Facial recognition technology could eventually do that, alerting an employee’s manager about an unsuccessful meeting or the perceived level of engagement he or she has on a project. Such a tool may seem “far out there,” Alarcon said, but customers have already asked about how to gauge the effectiveness or success of meetings. “It's not crazy town,” she said. “We are actually thinking about this right now.”
Another futuristic concept is location-based intelligence. Alarcon offered the example of a system that alerts a manager if an employee’s flight was delayed and asks if another employee should be assigned for his 9:00 a.m. meeting.
A History of Intelligence
Oracle’s HCM applications have long had automated, data-driven capabilities that could be viewed as “intelligent,” Alarcon noted. For example, the workforce predictions feature goes back to the first release of Oracle’s HCM suite. She called it “an early warning system that told you what could happen with your workforce, or the success rate of a reorganization, and left the decision to you.”
Since the application suite was first introduced, it has also been making recommendations on employees’ career development and potential mentors. Employees get suggestions about how to advance in their chosen track, or what jobs might be suitable in the future.

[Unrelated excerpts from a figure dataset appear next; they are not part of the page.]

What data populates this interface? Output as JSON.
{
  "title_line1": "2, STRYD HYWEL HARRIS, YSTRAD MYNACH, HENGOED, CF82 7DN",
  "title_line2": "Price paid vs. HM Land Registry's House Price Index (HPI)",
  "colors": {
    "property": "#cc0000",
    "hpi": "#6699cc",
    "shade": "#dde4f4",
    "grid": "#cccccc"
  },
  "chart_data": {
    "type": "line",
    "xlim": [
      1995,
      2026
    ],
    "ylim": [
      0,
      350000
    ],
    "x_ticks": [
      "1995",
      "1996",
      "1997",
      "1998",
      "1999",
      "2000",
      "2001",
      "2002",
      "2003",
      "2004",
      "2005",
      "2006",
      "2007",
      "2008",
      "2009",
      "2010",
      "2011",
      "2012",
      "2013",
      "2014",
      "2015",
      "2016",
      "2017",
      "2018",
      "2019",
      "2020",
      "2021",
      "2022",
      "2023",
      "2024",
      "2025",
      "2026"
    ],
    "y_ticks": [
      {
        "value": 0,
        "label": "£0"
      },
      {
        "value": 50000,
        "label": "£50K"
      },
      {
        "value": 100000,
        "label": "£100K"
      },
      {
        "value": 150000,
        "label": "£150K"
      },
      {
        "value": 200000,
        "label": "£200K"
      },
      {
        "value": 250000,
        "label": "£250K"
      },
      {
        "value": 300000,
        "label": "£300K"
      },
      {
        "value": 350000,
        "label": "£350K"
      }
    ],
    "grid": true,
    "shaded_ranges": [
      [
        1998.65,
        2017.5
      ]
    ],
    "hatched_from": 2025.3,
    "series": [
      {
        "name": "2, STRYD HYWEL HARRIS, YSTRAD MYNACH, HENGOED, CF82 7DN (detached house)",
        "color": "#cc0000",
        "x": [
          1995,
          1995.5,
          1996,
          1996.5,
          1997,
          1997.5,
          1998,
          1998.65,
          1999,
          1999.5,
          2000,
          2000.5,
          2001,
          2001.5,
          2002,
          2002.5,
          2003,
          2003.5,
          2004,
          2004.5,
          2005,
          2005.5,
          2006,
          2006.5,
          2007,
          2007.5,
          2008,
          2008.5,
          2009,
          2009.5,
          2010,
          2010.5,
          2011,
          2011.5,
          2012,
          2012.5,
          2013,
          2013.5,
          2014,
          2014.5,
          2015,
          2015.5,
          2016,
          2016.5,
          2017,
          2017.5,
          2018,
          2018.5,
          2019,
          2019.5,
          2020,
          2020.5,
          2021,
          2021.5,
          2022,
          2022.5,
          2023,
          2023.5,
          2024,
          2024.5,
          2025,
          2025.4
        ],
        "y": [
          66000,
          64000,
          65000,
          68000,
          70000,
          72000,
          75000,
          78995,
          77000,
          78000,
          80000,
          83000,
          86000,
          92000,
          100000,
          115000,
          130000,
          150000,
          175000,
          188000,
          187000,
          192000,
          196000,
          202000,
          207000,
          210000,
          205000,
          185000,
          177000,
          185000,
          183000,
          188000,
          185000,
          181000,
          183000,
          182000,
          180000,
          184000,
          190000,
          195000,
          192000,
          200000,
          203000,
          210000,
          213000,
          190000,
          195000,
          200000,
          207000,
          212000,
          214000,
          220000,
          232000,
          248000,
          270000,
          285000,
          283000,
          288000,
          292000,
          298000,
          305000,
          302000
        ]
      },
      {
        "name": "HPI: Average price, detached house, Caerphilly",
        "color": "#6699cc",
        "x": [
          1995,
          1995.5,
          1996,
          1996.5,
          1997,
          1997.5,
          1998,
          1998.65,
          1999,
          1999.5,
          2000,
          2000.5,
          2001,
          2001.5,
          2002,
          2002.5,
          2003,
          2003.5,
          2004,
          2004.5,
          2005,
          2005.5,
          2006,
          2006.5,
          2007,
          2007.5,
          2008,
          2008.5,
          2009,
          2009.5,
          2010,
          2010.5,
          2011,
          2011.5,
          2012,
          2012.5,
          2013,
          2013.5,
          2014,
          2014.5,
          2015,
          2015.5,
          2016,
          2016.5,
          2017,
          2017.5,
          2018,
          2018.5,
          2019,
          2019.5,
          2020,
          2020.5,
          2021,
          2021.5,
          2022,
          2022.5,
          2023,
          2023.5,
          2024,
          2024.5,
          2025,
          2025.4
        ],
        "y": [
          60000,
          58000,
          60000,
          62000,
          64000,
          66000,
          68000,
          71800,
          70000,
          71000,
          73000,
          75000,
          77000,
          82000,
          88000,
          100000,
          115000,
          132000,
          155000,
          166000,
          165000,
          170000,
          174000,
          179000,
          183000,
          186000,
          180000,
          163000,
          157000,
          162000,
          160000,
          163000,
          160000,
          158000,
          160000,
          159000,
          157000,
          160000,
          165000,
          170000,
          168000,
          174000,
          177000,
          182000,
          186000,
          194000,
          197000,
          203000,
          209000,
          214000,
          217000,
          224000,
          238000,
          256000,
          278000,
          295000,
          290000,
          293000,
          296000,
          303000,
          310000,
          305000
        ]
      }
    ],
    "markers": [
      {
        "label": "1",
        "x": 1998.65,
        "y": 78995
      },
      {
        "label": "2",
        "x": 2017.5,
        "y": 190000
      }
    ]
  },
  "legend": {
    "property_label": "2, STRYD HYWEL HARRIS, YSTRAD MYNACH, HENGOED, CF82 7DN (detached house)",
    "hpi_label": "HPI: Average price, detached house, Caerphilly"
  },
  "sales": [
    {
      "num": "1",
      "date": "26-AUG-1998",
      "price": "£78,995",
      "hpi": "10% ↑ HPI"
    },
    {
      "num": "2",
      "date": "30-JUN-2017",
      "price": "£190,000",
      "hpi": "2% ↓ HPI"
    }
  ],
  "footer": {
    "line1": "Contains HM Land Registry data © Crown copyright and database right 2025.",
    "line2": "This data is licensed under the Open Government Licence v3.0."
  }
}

“Some of this may sound far out, but the data’s all there,” Alarcon said. “We just have to find a [better] way to bring it all together in such a way that you can actually interact with it.”
Although most company leaders see AI as “interesting and cool,” Alarcon said, they’re not sure if they’re ready for it yet.
“We're in the same situation with AI that we were with the cloud five years ago—we’re ready to explore it and we know it could be big, but we’re not sure how it will impact us,” she said. “It wasn’t a question of if you would move to the cloud, but when, and I think we're at that same point with adaptive intelligence.”